Poussé à démissionner par le PS, Guérini veut rester en fonction

Jean-Noël Guérini au conseil général des Bouches-du-Rhône, à Marseille, le 31 mars 2011.
Jean-Noël Guérini au conseil général des Bouches-du-Rhône, à Marseille, le 31 mars 2011. (JEAN-PAUL PELISSIER / REUTERS)

La direction du Parti socialiste a demandé à Jean-Noël Guérini, mis en examen en septembre pour prise illégale d'intérêt, trafic d'influence et association de malfaiteurs, de démissionner de la présidence du conseil général des Bouches-du-Rhône. Celui-ci refuse.

"J'irai au terme de mon mandat. Pourquoi voulez-vous que je démissionne ? Que faites-vous de la présomption d'innocence ?" Après avoir pris connaissance de la demande du PS, qui souhaite sa démission de la présidence du conseil général des Bouches-du-Rhône, Jean-Noël Guérini n'a pas tardé à réagir, mercredi 2 novembre, sur Europe 1.fr. Mis en examen pour prise illégale d'intérêt, trafic d'influence et association de malfaiteurs le 8 septembre, l'élu socialiste refuse de quitter ses fonctions.
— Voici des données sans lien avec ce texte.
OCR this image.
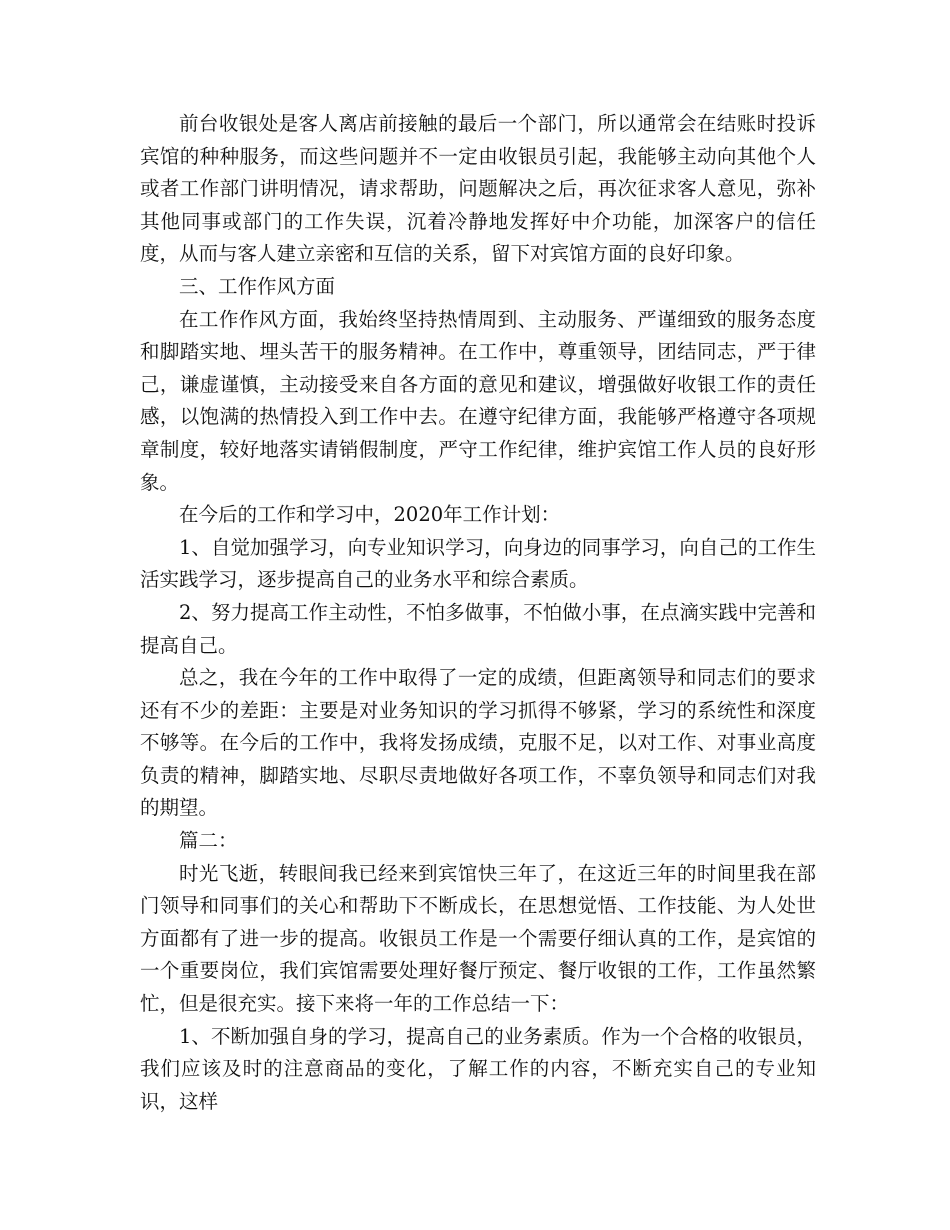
前台收银处是客人离店前接触的最后一个部门，所以通常会在结账时投诉宾馆的种种服务，而这些问题并不一定由收银员引起，我能够主动向其他个人或者工作部门讲明情况，请求帮助，问题解决之后，再次征求客人意见，弥补其他同事或部门的工作失误，沉着冷静地发挥好中介功能，加深客户的信任度，从而与客人建立亲密和互信的关系，留下对宾馆方面的良好印象。

三、工作作风方面

在工作作风方面，我始终坚持热情周到、主动服务、严谨细致的服务态度和脚踏实地、埋头苦干的服务精神。在工作中，尊重领导，团结同志，严于律己，谦虚谨慎，主动接受来自各方面的意见和建议，增强做好收银工作的责任感，以饱满的热情投入到工作中去。在遵守纪律方面，我能够严格遵守各项规章制度，较好地落实请销假制度，严守工作纪律，维护宾馆工作人员的良好形象。

在今后的工作和学习中，2020年工作计划：

1、自觉加强学习，向专业知识学习，向身边的同事学习，向自己的工作生活实践学习，逐步提高自己的业务水平和综合素质。

2、努力提高工作主动性，不怕多做事，不怕做小事，在点滴实践中完善和提高自己。

总之，我在今年的工作中取得了一定的成绩，但距离领导和同志们的要求还有不少的差距：主要是对业务知识的学习抓得不够紧，学习的系统性和深度不够等。在今后的工作中，我将发扬成绩，克服不足，以对工作、对事业高度负责的精神，脚踏实地、尽职尽责地做好各项工作，不辜负领导和同志们对我的期望。

篇二：

时光飞逝，转眼间我已经来到宾馆快三年了，在这近三年的时间里我在部门领导和同事们的关心和帮助下不断成长，在思想觉悟、工作技能、为人处世方面都有了进一步的提高。收银员工作是一个需要仔细认真的工作，是宾馆的一个重要岗位，我们宾馆需要处理好餐厅预定、餐厅收银的工作，工作虽然繁忙，但是很充实。接下来将一年的工作总结一下：

1、不断加强自身的学习，提高自己的业务素质。作为一个合格的收银员，我们应该及时的注意商品的变化，了解工作的内容，不断充实自己的专业知识，这样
Ou plutôt la soumet à la condition que "les 50 grands élus socialistes qui ont été condamnés démissionnent immédiatement".
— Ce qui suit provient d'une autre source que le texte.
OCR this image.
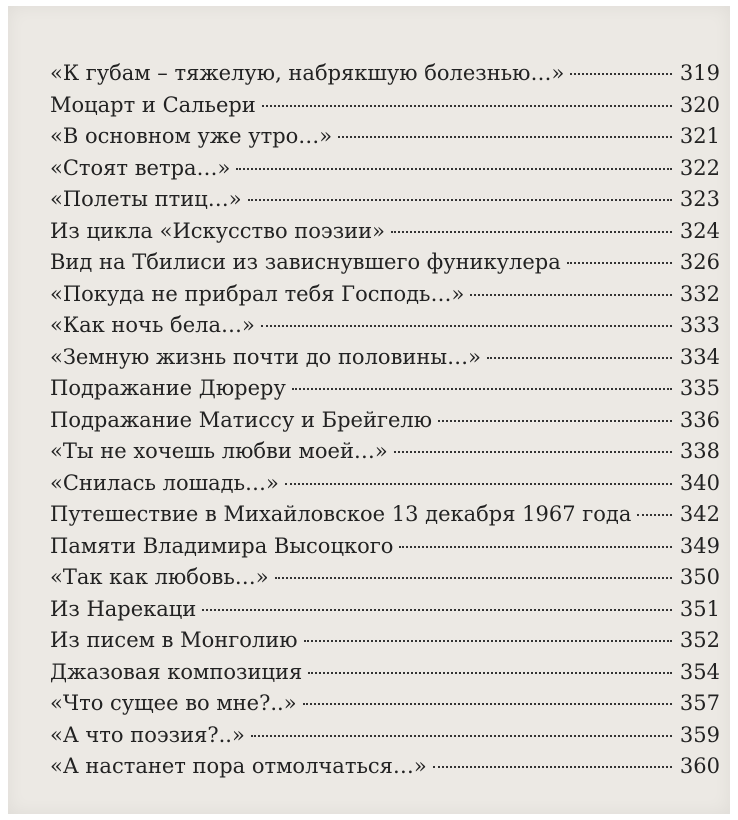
«К губам – тяжелую, набрякшую болезнью…»	319
Моцарт и Сальери	320
«В основном уже утро…»	321
«Стоят ветра…»	322
«Полеты птиц…»	323
Из цикла «Искусство поэзии»	324
Вид на Тбилиси из зависнувшего фуникулера	326
«Покуда не прибрал тебя Господь…»	332
«Как ночь бела…»	333
«Земную жизнь почти до половины…»	334
Подражание Дюреру	335
Подражание Матиссу и Брейгелю	336
«Ты не хочешь любви моей…»	338
«Снилась лошадь…»	340
Путешествие в Михайловское 13 декабря 1967 года 342
Памяти Владимира Высоцкого	349
«Так как любовь…»	350
Из Нарекаци	351
Из писем в Монголию	352
Джазовая композиция	354
«Что сущее во мне?..»	357
«А что поэзия?..»	359
«А настанет пора отмолчаться…»	360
"Le BN a demandé la mise en retrait [de Guérini] et d'en tirer toutes les conséquences en termes d'exécutif, de présidence et de participation au groupe socialiste au Sénat et au conseil général", a indiqué mercredi Benoît Hamon, porte-parole du PS. "Je n'ai pas été élu par le bureau national du PS mais par mes pairs, je suis innocent et plus que jamais combattif", a rétorqué peu après Jean-Noël Guérini.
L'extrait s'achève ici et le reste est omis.